The conversion of LPR pricing benchmark for personal loans means that the loans handled by borrowers are handled at the benchmark interest rate. At this time, it is necessary to convert the benchmark interest rate in the loan contract into LPR, LPR+ floating point (which can be negative). After the subsequent decline of LPR, the user loan interest rate will drop, and then the loan fee interest will drop, and of course LPR may also rise.

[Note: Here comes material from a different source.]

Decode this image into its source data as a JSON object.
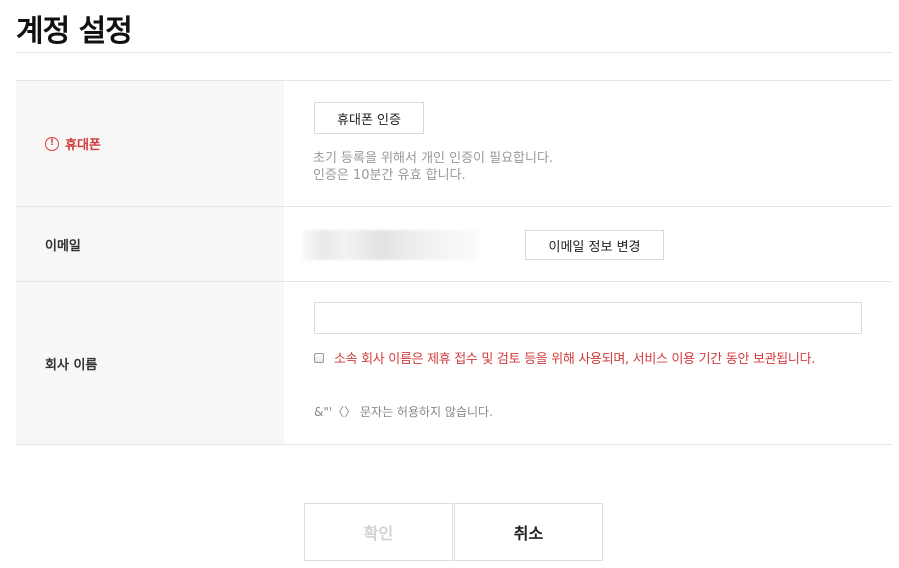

There are two channels to convert the mortgage interest rate to LPR:

1, mobile banking

The main lender logs into the mobile banking of the loan bank, enters the loan interface, selects the mortgage that has been handled, and will see an "interest rate benchmark conversion" to apply from "LPR interest rate" or "fixed interest rate". The bank will send relevant short messages to the sub-lender's mobile phone, and the sub-lender will log in to the mobile banking of the loan bank to confirm the conversion scheme initiated by the main lender.

2. Handling of export

The principal lender can choose the nearest loan bank outlet to handle it within the specified time, without going to the original loan handling bank.

It should be noted that * * * with loans, both the primary lender and the secondary lender need to be present at the same time, and provide relevant information, such as marriage certificate, valid ID card, household registration book, etc. , and both lenders must confirm the selected adjustment scheme at the same time. If one party vetoes, the adjustment mode cannot be successfully converted.